Give the Welsh a fair crack
CATHRYN SCOTT is fed up with the way the British media treat her nation
MALE VOICE choirs, miners, sheep lovers — there are many clichés Welsh people begrudgingly put up with. Yet none are quite as bad as being completely ignored. It seems that more and more journalists are writing stories about issues affecting England, but failing to mention that they do not apply in Wales, Scotland or Northern Ireland.
Take the women’s magazine I’m currently reading. It has a feature on cutting health care costs. The first tip relates to prescription costs — checking whether you’re exempt from paying and whether buying over the counter is cheaper. Good stuff — but how about “move to Wales”? Prescriptions here have been free to all for two years.
That’s because areas including health, education and the environment are devolved to the Welsh Assembly, which does not have full law-making powers but can make secondary legislation. The ban on smoking in public places was introduced several months before England’s. When England announced it was going to scrap SATs exams for 14-year-olds last October, there was little reference to the fact Wales had done away with them four years earlier.
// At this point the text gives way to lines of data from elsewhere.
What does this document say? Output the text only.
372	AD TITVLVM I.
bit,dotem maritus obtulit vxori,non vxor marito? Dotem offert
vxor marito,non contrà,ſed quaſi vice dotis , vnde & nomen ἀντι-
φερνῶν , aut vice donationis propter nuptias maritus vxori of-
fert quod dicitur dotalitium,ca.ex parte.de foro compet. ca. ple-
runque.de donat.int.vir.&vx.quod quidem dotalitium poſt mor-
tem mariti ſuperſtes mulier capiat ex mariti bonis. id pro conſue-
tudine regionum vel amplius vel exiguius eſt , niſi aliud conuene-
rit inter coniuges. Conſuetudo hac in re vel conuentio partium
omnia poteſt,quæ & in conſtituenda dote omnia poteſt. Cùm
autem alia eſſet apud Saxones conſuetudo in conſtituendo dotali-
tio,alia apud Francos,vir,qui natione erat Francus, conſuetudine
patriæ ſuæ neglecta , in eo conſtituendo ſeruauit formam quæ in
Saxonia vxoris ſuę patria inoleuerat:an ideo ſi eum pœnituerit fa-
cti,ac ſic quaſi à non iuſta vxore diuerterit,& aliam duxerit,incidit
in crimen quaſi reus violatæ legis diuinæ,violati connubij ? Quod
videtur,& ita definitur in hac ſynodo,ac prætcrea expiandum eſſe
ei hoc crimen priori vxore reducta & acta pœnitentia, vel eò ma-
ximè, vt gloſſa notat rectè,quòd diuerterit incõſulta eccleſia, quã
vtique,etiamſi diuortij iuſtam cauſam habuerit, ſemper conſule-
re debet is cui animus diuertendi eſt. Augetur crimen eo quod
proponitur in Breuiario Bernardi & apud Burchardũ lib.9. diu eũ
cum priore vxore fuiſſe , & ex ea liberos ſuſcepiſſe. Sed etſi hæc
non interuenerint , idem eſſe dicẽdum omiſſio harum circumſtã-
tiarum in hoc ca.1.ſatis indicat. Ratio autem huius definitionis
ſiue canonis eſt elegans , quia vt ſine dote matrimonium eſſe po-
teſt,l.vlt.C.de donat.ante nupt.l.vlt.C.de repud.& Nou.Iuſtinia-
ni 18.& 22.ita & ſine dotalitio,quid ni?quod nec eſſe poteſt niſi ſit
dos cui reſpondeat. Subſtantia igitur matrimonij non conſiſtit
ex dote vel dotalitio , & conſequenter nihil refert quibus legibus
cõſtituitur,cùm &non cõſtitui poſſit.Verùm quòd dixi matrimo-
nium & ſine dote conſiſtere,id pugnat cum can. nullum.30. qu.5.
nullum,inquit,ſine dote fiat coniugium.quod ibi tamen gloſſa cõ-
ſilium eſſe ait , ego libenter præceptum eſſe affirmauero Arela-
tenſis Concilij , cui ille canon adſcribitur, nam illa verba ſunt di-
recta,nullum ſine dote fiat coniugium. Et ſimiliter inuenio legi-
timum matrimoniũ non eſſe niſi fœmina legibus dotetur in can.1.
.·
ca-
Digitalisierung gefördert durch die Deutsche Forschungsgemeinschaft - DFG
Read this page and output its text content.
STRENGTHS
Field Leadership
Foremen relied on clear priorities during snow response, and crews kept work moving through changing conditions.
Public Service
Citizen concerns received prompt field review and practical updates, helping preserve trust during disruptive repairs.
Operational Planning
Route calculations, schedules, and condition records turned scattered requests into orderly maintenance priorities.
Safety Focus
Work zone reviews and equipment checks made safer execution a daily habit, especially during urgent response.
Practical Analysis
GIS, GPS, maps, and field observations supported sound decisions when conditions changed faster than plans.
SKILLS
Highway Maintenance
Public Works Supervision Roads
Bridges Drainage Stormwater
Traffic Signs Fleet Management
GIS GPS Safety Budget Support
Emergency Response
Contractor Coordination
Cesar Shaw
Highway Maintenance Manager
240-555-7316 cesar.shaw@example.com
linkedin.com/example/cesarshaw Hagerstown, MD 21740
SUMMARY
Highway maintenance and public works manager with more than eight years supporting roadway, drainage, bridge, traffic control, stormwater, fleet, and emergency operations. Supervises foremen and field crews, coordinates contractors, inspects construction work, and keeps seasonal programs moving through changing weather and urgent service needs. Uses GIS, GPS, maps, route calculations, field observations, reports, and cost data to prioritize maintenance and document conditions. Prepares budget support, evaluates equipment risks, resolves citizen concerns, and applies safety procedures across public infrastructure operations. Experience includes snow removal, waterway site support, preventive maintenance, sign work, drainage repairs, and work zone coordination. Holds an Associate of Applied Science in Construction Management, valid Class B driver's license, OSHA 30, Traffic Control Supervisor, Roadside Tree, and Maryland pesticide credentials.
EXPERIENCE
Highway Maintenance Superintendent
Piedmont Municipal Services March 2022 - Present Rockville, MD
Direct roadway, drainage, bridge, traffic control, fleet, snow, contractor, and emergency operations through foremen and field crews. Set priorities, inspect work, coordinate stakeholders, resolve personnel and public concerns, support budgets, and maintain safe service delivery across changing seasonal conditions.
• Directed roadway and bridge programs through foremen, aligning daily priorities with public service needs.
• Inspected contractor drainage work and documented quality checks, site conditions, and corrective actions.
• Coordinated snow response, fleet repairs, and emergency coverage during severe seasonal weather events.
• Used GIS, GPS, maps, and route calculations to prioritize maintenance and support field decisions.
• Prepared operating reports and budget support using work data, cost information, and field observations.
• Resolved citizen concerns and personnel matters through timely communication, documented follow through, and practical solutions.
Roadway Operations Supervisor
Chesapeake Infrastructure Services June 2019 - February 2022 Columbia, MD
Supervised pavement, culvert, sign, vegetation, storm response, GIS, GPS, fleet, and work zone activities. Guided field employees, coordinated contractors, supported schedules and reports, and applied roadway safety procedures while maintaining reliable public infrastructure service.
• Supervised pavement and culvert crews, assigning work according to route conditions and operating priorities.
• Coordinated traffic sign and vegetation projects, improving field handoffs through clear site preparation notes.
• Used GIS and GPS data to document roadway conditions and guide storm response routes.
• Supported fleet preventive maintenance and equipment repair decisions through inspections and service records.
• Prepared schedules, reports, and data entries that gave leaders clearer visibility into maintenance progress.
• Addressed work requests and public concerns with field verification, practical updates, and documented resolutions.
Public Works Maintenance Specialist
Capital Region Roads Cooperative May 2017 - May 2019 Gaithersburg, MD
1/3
You wonder whether some writers realise that Wales is a different country. An in-train magazine recently illustrated a piece on walks in England with images of Cardiff Castle and featured a walk set in Wales without mentioning it was not in England.
I do concede that institutions such as the BBC, with its “nations and regions” remit, are good at pointing out when an issue relates only to England.
And I’m not even blaming English journalists. The dire state of the Welsh print media doesn’t help. Unlike Scotland and Northern Ireland, we do not have several daily newspapers reporting our stories. The Western Mail is a lone voice — and sadly one that has seen staff cut and readership fall. No national newspapers have correspondents in Wales any more. The Welsh editions of the tabloids have all disappeared.
Given that 80 per cent of people in Wales read a newspaper published in England, it would be nice if writers could check whether what they are writing applies to all their readers.